For example, a <type>timestamp</type> column that contains the time
of row update will have a constantly-increasing maximum value as
rows are added and updated; such a column will probably need more
frequent statistics updates than, say, a column containing URLs for
pages accessed on a website. The URL column might receive changes just
as often, but the statistical distribution of its values probably
changes relatively slowly.
</para>
<para>
It is possible to run <command>ANALYZE</command> on specific tables and even
just specific columns of a table, so the flexibility exists to update some
statistics more frequently than others if your application requires it.

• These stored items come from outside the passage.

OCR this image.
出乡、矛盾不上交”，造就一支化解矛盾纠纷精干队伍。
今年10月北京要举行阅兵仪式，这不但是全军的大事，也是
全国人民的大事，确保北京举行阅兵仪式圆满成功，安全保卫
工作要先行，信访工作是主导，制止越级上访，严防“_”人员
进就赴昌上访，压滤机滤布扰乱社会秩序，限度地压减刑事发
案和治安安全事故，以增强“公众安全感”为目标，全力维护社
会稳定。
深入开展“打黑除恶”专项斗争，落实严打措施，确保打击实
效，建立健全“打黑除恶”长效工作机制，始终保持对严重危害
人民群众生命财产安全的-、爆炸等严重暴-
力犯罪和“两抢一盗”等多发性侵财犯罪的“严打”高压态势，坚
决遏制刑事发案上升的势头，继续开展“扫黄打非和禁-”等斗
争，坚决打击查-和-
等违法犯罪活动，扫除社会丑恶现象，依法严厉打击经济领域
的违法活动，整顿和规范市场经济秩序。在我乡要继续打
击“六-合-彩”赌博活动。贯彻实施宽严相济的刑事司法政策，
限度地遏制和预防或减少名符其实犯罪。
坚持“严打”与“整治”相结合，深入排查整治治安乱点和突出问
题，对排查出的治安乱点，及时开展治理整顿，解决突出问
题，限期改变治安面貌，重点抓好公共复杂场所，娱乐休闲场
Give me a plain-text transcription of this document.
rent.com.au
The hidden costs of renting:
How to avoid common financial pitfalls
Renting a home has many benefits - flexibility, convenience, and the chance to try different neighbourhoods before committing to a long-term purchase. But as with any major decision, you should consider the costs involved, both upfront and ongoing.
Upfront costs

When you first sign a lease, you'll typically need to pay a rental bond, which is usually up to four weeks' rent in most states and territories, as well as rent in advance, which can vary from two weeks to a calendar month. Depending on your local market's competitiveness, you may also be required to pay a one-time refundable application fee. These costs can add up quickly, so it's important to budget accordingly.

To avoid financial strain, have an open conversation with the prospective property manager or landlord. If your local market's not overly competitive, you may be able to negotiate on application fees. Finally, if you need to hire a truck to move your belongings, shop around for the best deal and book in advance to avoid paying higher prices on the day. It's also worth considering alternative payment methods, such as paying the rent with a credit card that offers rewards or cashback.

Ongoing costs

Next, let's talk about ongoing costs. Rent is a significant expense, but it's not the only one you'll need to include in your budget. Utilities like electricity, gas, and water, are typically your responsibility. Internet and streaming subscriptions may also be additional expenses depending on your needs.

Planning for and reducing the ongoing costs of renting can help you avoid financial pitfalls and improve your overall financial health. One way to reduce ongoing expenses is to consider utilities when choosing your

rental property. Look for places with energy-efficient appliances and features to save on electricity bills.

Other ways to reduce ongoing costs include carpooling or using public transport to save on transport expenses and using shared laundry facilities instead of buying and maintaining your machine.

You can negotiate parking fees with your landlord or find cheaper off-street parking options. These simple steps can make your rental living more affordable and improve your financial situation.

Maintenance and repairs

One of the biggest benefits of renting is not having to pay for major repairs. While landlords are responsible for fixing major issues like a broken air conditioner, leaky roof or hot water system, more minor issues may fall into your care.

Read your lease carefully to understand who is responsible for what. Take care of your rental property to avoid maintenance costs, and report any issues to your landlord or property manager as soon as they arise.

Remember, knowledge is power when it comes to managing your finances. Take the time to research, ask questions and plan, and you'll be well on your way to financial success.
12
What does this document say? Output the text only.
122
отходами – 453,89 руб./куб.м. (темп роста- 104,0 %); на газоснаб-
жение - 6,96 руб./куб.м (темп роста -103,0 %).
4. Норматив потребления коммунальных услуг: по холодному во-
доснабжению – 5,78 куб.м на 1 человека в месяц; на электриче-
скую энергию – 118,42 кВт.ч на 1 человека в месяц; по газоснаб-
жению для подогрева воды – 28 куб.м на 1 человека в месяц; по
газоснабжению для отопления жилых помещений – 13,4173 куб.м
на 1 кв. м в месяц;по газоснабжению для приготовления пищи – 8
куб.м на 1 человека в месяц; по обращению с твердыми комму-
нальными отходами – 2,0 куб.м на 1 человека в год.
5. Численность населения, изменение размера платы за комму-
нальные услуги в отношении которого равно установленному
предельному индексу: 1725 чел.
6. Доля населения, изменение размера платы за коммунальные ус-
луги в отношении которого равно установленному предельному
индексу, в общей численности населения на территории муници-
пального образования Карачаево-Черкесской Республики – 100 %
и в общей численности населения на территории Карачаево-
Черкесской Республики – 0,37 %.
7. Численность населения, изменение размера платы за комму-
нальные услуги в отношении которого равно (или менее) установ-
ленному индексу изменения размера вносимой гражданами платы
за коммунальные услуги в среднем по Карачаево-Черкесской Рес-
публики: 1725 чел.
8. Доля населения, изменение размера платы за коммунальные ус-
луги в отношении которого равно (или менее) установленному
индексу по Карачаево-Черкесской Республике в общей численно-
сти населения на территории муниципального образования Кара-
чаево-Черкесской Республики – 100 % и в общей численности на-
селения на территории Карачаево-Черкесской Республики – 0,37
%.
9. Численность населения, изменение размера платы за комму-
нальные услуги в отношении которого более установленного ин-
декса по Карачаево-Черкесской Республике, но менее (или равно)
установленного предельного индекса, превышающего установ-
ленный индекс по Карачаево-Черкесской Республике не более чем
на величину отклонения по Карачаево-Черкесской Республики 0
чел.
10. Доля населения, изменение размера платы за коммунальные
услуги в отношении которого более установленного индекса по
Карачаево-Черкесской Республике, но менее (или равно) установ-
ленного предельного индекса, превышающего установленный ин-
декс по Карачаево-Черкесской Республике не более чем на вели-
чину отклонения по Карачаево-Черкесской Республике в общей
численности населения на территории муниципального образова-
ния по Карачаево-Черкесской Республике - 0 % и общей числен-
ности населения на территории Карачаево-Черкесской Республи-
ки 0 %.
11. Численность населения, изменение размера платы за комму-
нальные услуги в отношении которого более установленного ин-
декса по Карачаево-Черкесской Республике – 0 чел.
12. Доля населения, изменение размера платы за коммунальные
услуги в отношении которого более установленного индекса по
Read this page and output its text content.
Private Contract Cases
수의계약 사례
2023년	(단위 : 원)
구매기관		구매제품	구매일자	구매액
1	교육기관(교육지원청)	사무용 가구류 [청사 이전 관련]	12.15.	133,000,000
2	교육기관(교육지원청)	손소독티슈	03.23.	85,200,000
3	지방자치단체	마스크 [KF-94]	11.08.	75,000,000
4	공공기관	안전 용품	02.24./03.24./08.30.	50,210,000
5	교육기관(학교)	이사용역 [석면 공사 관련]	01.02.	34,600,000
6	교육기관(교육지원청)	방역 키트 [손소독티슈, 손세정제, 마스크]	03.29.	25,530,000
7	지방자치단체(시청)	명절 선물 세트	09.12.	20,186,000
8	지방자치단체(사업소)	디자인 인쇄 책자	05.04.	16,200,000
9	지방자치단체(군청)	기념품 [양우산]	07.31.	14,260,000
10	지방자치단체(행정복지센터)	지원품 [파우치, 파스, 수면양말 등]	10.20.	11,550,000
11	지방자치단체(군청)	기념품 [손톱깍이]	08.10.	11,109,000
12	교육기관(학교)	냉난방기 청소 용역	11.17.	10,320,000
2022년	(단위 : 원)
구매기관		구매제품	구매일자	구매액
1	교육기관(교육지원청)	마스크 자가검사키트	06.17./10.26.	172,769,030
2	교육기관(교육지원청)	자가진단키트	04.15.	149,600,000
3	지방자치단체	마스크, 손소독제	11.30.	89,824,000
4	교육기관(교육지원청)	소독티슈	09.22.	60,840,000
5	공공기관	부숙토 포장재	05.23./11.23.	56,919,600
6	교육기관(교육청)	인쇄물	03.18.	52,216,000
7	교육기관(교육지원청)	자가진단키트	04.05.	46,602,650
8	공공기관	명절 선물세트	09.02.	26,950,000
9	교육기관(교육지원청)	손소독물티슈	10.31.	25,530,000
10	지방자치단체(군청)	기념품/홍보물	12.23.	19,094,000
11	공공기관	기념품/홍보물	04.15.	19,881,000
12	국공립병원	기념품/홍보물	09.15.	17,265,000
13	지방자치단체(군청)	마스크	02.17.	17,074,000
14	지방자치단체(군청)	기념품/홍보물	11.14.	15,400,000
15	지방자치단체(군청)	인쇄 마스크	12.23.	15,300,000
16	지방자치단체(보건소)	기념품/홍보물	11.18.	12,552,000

In practice, however, it is usually best to just analyze the entire
database, because it is a fast operation. <command>ANALYZE</command> uses a
statistically random sampling of the rows of a table rather than reading
every single row.
</para>
<tip>
<para>
Although per-column tweaking of <command>ANALYZE</command> frequency might not be
very productive, you might find it worthwhile to do per-column
adjustment of the level of detail of the statistics collected by
<command>ANALYZE</command>. Columns that are heavily used in <literal>WHERE</literal>
clauses and have highly irregular data distributions might require a
finer-grain data histogram than other columns. See <command>ALTER TABLE
SET STATISTICS</command>, or change the database-wide default using the <xref
linkend="guc-default-statistics-target"/> configuration parameter.
</para>
<para>
Also, by default there is limited information available about
the selectivity of functions. However, if you create a statistics
object or an expression
index that uses a function call, useful statistics will be
gathered about